People in Sligo and surrounding counties have been urged by a parish priest to inform themselves about the controversial gas extraction method known as “fracking” and not to lose their beautiful landscape “without a fight”. That's according to a report by Marese McDonagh
in the Irish Times
Fr AB O’Shea, parish priest of the rural parishes of Riverstown, Sooey and Gleann in Co Sligo, said he was concerned about the silence of national politicians on the issue, given the threat to the environment, landscape and human and animal health. Stressing that people needed information on this issue, he asked “why haven’t we heard anything from the Environmental Protection Agency on this”.
Meetings have been held in the northwest amid fears about the impact of hydraulic fracturing to extract shale gas.
Two companies, Tamboran Resources and Lough Allen Natural Gas Company (Langco), have been granted options licences which permit them to carry out preliminary testing in the region.
Jobs and money were “being dangled like a carrot” by the exploration companies, according to Fr O’Shea. “We had lots of jobs during the Celtic Tiger, building jobs which were not sustainable,” said the priest.

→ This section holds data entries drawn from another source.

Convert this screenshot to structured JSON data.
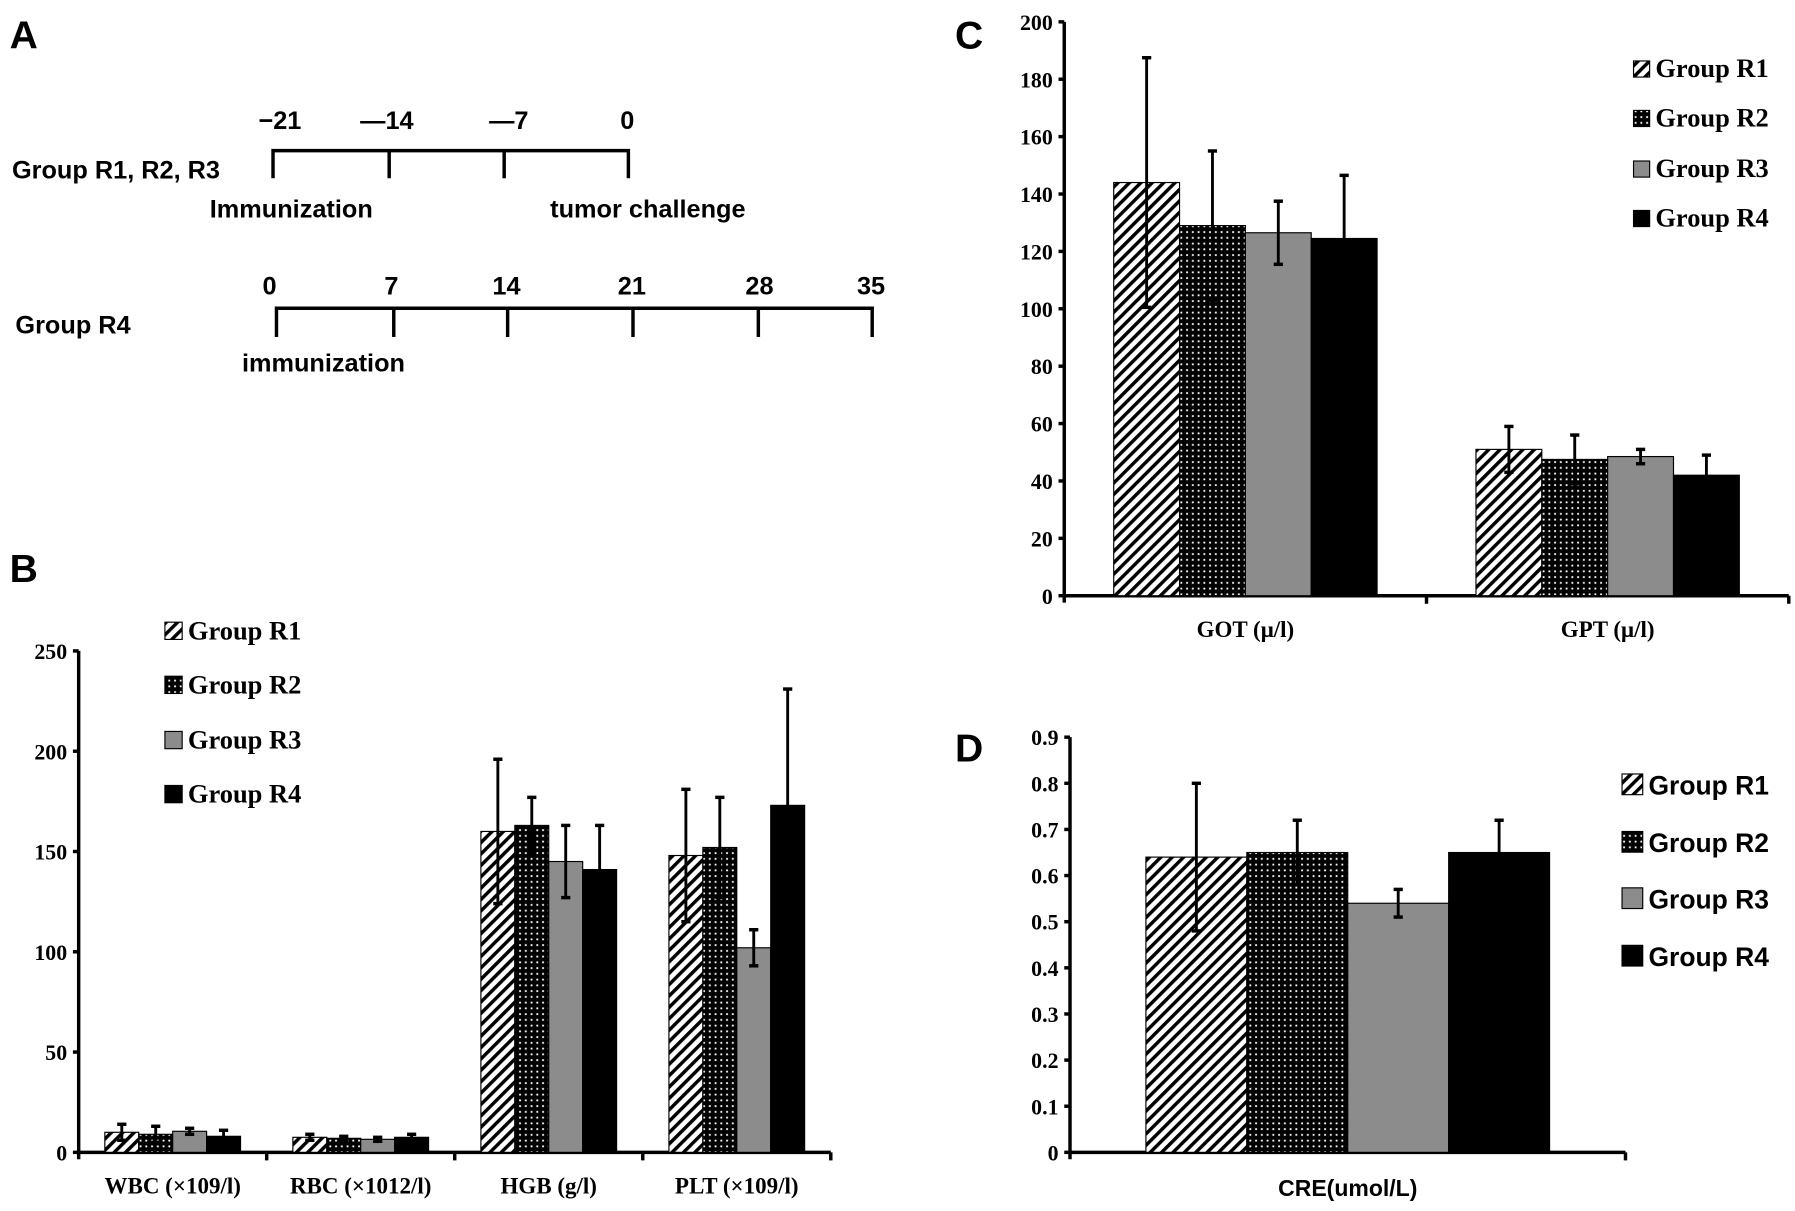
{
  "panel_a": {
    "label": "A",
    "timeline_1": {
      "group": "Group R1, R2, R3",
      "ticks": [
        "−21",
        "—14",
        "—7",
        "0"
      ],
      "events": [
        "Immunization",
        "tumor challenge"
      ]
    },
    "timeline_2": {
      "group": "Group R4",
      "ticks": [
        "0",
        "7",
        "14",
        "21",
        "28",
        "35"
      ],
      "events": [
        "immunization"
      ]
    }
  },
  "legend": [
    "Group R1",
    "Group R2",
    "Group R3",
    "Group R4"
  ],
  "series_style": [
    {
      "fill": "hatch",
      "color": "#000000"
    },
    {
      "fill": "dots",
      "color": "#000000"
    },
    {
      "fill": "solid",
      "color": "#8c8c8c"
    },
    {
      "fill": "solid",
      "color": "#000000"
    }
  ],
  "chart_data": [
    {
      "panel": "B",
      "type": "bar",
      "categories": [
        "WBC (×109/l)",
        "RBC (×1012/l)",
        "HGB (g/l)",
        "PLT (×109/l)"
      ],
      "ylim": [
        0,
        250
      ],
      "yticks": [
        "0",
        "50",
        "100",
        "150",
        "200",
        "250"
      ],
      "legend_position": "top-left",
      "grid": false,
      "series": [
        {
          "name": "Group R1",
          "values": [
            10,
            7.5,
            160,
            148
          ],
          "errors": [
            4,
            1.5,
            36,
            33
          ]
        },
        {
          "name": "Group R2",
          "values": [
            9,
            7,
            163,
            152
          ],
          "errors": [
            4,
            1,
            14,
            25
          ]
        },
        {
          "name": "Group R3",
          "values": [
            10.5,
            6.5,
            145,
            102
          ],
          "errors": [
            1.5,
            1,
            18,
            9
          ]
        },
        {
          "name": "Group R4",
          "values": [
            8,
            7.5,
            141,
            173
          ],
          "errors": [
            3,
            1.5,
            22,
            58
          ]
        }
      ]
    },
    {
      "panel": "C",
      "type": "bar",
      "categories": [
        "GOT (μ/l)",
        "GPT (μ/l)"
      ],
      "ylim": [
        0,
        200
      ],
      "yticks": [
        "0",
        "20",
        "40",
        "60",
        "80",
        "100",
        "120",
        "140",
        "160",
        "180",
        "200"
      ],
      "legend_position": "top-right",
      "grid": false,
      "series": [
        {
          "name": "Group R1",
          "values": [
            144,
            51
          ],
          "errors": [
            43.5,
            8
          ]
        },
        {
          "name": "Group R2",
          "values": [
            129,
            47.5
          ],
          "errors": [
            26,
            8.5
          ]
        },
        {
          "name": "Group R3",
          "values": [
            126.5,
            48.5
          ],
          "errors": [
            11,
            2.5
          ]
        },
        {
          "name": "Group R4",
          "values": [
            124.5,
            42
          ],
          "errors": [
            22,
            7
          ]
        }
      ]
    },
    {
      "panel": "D",
      "type": "bar",
      "categories": [
        "CRE(umol/L)"
      ],
      "ylim": [
        0,
        0.9
      ],
      "yticks": [
        "0",
        "0.1",
        "0.2",
        "0.3",
        "0.4",
        "0.5",
        "0.6",
        "0.7",
        "0.8",
        "0.9"
      ],
      "legend_position": "right",
      "grid": false,
      "series": [
        {
          "name": "Group R1",
          "values": [
            0.64
          ],
          "errors": [
            0.16
          ]
        },
        {
          "name": "Group R2",
          "values": [
            0.65
          ],
          "errors": [
            0.07
          ]
        },
        {
          "name": "Group R3",
          "values": [
            0.54
          ],
          "errors": [
            0.03
          ]
        },
        {
          "name": "Group R4",
          "values": [
            0.65
          ],
          "errors": [
            0.07
          ]
        }
      ]
    }
  ]
}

He said there was much potential in the northwest for tourism which had not been fully exploited. And he believed jobs in that industry were sustainable.

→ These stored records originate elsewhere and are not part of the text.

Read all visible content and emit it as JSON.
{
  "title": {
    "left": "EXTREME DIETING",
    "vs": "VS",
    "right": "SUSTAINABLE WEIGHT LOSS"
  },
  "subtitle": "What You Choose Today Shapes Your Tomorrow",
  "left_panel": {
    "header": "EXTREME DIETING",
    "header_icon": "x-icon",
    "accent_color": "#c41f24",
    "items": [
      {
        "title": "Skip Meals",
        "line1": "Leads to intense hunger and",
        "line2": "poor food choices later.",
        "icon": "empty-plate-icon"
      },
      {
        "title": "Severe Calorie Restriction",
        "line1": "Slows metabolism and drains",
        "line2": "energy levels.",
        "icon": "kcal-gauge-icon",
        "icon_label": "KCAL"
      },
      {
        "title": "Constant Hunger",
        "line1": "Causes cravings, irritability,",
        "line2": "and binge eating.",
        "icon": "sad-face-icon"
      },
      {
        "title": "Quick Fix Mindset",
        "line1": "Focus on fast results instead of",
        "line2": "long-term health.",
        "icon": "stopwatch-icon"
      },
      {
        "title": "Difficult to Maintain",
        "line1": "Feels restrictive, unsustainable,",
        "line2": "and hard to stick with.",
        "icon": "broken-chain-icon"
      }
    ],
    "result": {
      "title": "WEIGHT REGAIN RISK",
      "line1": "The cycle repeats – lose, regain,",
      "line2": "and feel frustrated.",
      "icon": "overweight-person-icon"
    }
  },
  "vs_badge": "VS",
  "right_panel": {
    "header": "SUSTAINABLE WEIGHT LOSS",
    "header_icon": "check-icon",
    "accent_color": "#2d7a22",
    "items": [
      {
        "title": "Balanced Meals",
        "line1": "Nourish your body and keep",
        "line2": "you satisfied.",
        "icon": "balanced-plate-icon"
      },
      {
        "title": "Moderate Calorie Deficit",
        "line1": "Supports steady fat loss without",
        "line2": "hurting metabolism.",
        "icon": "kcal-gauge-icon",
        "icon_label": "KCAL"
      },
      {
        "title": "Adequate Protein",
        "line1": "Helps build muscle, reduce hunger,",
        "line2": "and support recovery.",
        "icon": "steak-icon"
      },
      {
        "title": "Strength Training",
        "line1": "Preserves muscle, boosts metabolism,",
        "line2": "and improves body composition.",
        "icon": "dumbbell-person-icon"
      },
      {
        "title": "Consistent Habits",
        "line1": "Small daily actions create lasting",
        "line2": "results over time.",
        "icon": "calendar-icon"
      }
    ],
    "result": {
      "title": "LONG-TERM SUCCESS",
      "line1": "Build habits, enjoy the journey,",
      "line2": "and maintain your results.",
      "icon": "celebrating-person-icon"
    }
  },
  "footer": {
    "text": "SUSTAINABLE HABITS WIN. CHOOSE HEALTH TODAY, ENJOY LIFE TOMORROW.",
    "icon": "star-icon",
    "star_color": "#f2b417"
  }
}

The priest said he was sceptical about claims by Tamboran Resources that it would not use chemicals in the Lough Allen basin, especially when chief executive Richard Moorman had conceded that this had not been done before. “I am very sceptical about this. If they have to use chemicals in North America, what is so different about this region? If chemicals are not needed here why would they be needed in North America.”

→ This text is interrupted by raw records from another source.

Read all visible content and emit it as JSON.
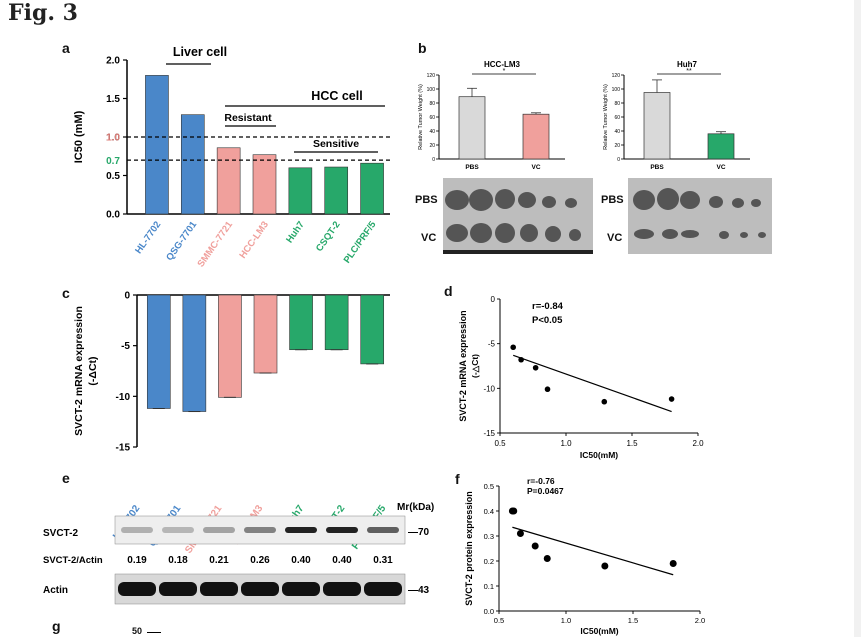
{
  "figure_label": "Fig. 3",
  "panel_letters": {
    "a": "a",
    "b": "b",
    "c": "c",
    "d": "d",
    "e": "e",
    "f": "f",
    "g": "g"
  },
  "colors": {
    "blue": "#4a87c9",
    "pink": "#f0a09c",
    "green": "#27a86a",
    "gray": "#d9d9d9",
    "red_line": "#e07f7a",
    "green_line": "#27a86a"
  },
  "cell_lines": [
    "HL-7702",
    "QSG-7701",
    "SMMC-7721",
    "HCC-LM3",
    "Huh7",
    "CSQT-2",
    "PLC/PRF/5"
  ],
  "cell_line_groups": [
    "blue",
    "blue",
    "pink",
    "pink",
    "green",
    "green",
    "green"
  ],
  "panel_a": {
    "ylabel": "IC50 (mM)",
    "yticks": [
      "0.0",
      "0.5",
      "1.0",
      "1.5",
      "2.0"
    ],
    "ref_labels": {
      "high": "1.0",
      "low": "0.7"
    },
    "liver_label": "Liver cell",
    "hcc_label": "HCC cell",
    "resistant_label": "Resistant",
    "sensitive_label": "Sensitive",
    "chart_data": {
      "type": "bar",
      "categories": [
        "HL-7702",
        "QSG-7701",
        "SMMC-7721",
        "HCC-LM3",
        "Huh7",
        "CSQT-2",
        "PLC/PRF/5"
      ],
      "values": [
        1.8,
        1.29,
        0.86,
        0.77,
        0.6,
        0.61,
        0.66
      ],
      "ylim": [
        0,
        2.0
      ],
      "reference_lines": [
        1.0,
        0.7
      ]
    }
  },
  "panel_b": {
    "ylabel": "Relative Tumor Weight (%)",
    "yticks": [
      "0",
      "20",
      "40",
      "60",
      "80",
      "100",
      "120"
    ],
    "left": {
      "title": "HCC-LM3",
      "sig": "*",
      "chart_data": {
        "type": "bar",
        "categories": [
          "PBS",
          "VC"
        ],
        "values": [
          89,
          64
        ],
        "errors": [
          12,
          2
        ],
        "ylim": [
          0,
          120
        ]
      }
    },
    "right": {
      "title": "Huh7",
      "sig": "**",
      "chart_data": {
        "type": "bar",
        "categories": [
          "PBS",
          "VC"
        ],
        "values": [
          95,
          36
        ],
        "errors": [
          18,
          3
        ],
        "ylim": [
          0,
          120
        ]
      }
    },
    "photo_rows": [
      "PBS",
      "VC"
    ]
  },
  "panel_c": {
    "ylabel_line1": "SVCT-2 mRNA expression",
    "ylabel_line2": "(-ΔCt)",
    "yticks": [
      "-15",
      "-10",
      "-5",
      "0"
    ],
    "chart_data": {
      "type": "bar",
      "categories": [
        "HL-7702",
        "QSG-7701",
        "SMMC-7721",
        "HCC-LM3",
        "Huh7",
        "CSQT-2",
        "PLC/PRF/5"
      ],
      "values": [
        -11.2,
        -11.5,
        -10.1,
        -7.7,
        -5.4,
        -5.4,
        -6.8
      ],
      "ylim": [
        -15,
        0
      ]
    }
  },
  "panel_d": {
    "stat1": "r=-0.84",
    "stat2": "P<0.05",
    "ylabel_line1": "SVCT-2 mRNA expression",
    "ylabel_line2": "(-△Ct)",
    "xlabel": "IC50(mM)",
    "xticks": [
      "0.5",
      "1.0",
      "1.5",
      "2.0"
    ],
    "yticks": [
      "0",
      "-5",
      "-10",
      "-15"
    ],
    "chart_data": {
      "type": "scatter",
      "x": [
        0.6,
        0.66,
        0.77,
        0.86,
        1.29,
        1.8
      ],
      "y": [
        -5.4,
        -6.8,
        -7.7,
        -10.1,
        -11.5,
        -11.2
      ],
      "xlim": [
        0.5,
        2.0
      ],
      "ylim": [
        -15,
        0
      ],
      "fit": {
        "x": [
          0.6,
          1.8
        ],
        "y": [
          -6.3,
          -12.6
        ]
      }
    }
  },
  "panel_e": {
    "mr_label": "Mr(kDa)",
    "svct2_label": "SVCT-2",
    "ratio_label": "SVCT-2/Actin",
    "actin_label": "Actin",
    "mw_70": "—70",
    "mw_43": "—43",
    "ratios": [
      "0.19",
      "0.18",
      "0.21",
      "0.26",
      "0.40",
      "0.40",
      "0.31"
    ]
  },
  "panel_f": {
    "stat1": "r=-0.76",
    "stat2": "P=0.0467",
    "ylabel": "SVCT-2 protein expression",
    "xlabel": "IC50(mM)",
    "xticks": [
      "0.5",
      "1.0",
      "1.5",
      "2.0"
    ],
    "yticks": [
      "0.0",
      "0.1",
      "0.2",
      "0.3",
      "0.4",
      "0.5"
    ],
    "chart_data": {
      "type": "scatter",
      "x": [
        0.6,
        0.61,
        0.66,
        0.77,
        0.86,
        1.29,
        1.8
      ],
      "y": [
        0.4,
        0.4,
        0.31,
        0.26,
        0.21,
        0.18,
        0.19
      ],
      "xlim": [
        0.5,
        2.0
      ],
      "ylim": [
        0,
        0.5
      ],
      "fit": {
        "x": [
          0.6,
          1.8
        ],
        "y": [
          0.335,
          0.145
        ]
      }
    }
  },
  "panel_g": {
    "ytick_top": "50"
  }
}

He said he’d seen “this kind of thing before when the ESB wanted to build a line of pylons across Sligo and Roscommon”.
Company people who were skilled communicators came down, he said, and “they had this attitude that they were dealing with country bumpkins, people who did not understand about the economy and the ESB and power”.
He believed ordinary people were “crying out for leadership” on this. He said ordinary people needed to get “stuck in” before a decision was made on whether to grant exploration licences.